# My yearling is biting me!!!



## PoptartShop (Jul 25, 2010)

Maybe he's just nipping out of curiosity?  Like a child does, he's probably just teething.


----------



## HorsesAreForever (Nov 9, 2007)

i bet its just teething they get very nippy and put there mouth on everything when there looseing there caps which is also painful for them.


----------



## notorious_ (Apr 25, 2008)

hmm... iwas kind of figuring that might be why... for all he knows we may WANT him to bite. 
i am correcting him RIGHT away though, so he knows thats NOT OKAY!


----------



## PoptartShop (Jul 25, 2010)

Well, that's a start!  Good, you're letting him know that he needs to respect you, & you're showing him who's boss.


----------



## AKPaintLover (May 26, 2007)

It's a young horse thing...you are doing good to correct him right away. I think is is curious about the world, about how you will react, teething, and instinctual play behavior (testing if you are like another horse). 

He will learn in time, but is he is not gelded at some point he may be a bit more persistent about it for a longer period of years....my six year old stud will still put weird things in his mouth if allowed (though he doesn't nip anymore...stopped around late 2 yrs). I sometimes let him hold my whip in his mouth...it is sort of fun...in general though, I pull anything else out of his mouth with a sharp no (which is really all that it takes for him).


----------



## Vidaloco (Sep 14, 2007)

AKPaintLover said:


> It's a young horse thing...you are doing good to correct him right away. I think is is curious about the world, about how you will react, teething, and instinctual play behavior (testing if you are like another horse).
> 
> He will learn in time, but is he is not gelded at some point he may be a bit more persistent about it for a longer period of years....my six year old stud will still put weird things in his mouth if allowed (though he doesn't nip anymore...stopped around late 2 yrs). I sometimes let him hold my whip in his mouth...it is sort of fun...in general though, I pull anything else out of his mouth with a sharp no (which is really all that it takes for him).

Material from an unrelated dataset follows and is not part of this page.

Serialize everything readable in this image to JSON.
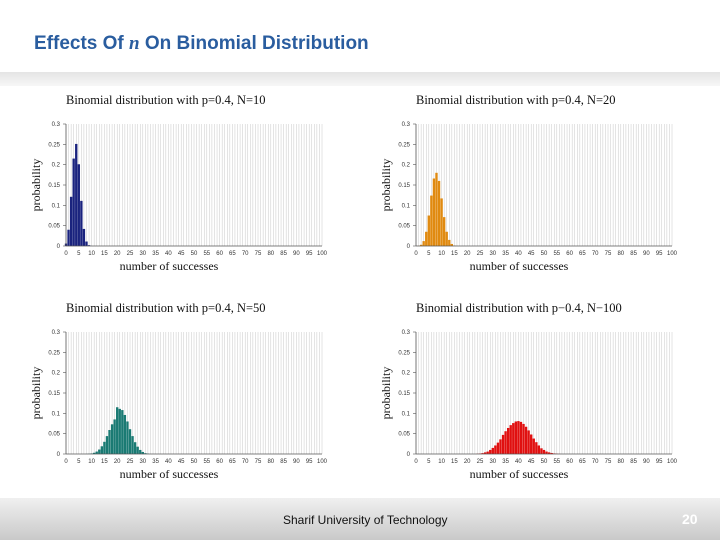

Thanks for that AK  Our 2 year olds have been nippy for 2 years and now they seem to be getting over it. I've pinched lips, rubbed mouths wiggled whatever they were mouthing. It seems they have just magicly gotten over it. Must be an age thing :lol: 
Fras is 8 and will eat a lead rope if you don't stop her. Nothing like a slimmy grass green rope :lol:


----------



## Harlee rides horses (Jan 13, 2008)

Chain lead or just pop him one in the nose.


----------



## ILuv2ride (Apr 29, 2008)

he may just be teething. Also try not to hand feed alot if he wants something in your hand he will nip at you. It is kind of a bad habitt i hand feed to but it is not always good!


----------



## Small_Town_Girl (Feb 15, 2008)

First of all, if he is biting, lose the hand feeding!!!! :shock: 

Also everytime he bites, nips, or attempts, twist or pinch
the bottom of his lip, or you can smack the nose. This action
really helps, trust me, I had the same problem with one of my boys
and it really helps them to resist the urge to bite! LOL!

Good Luck!


----------



## AKPaintLover (May 26, 2007)

Vidaloco said:


> Thanks for that AK  Our 2 year olds have been nippy for 2 years and now they seem to be getting over it. I've pinched lips, rubbed mouths wiggled whatever they were mouthing. It seems they have just magicly gotten over it. Must be an age thing :lol:
> Fras is 8 and will eat a lead rope if you don't stop her. Nothing like a slimmy grass green rope :lol:


Vida, it is funny, because it seemed that no amount of correction seemed to discourage Dez from playing the nip nip game with me until he hit that magical age.... though I think if I had not corrected him consistently, it would have continued... it just seemed to take until that age for it to click, and him to realize that he was not supposed to play those horsey games with the humans


----------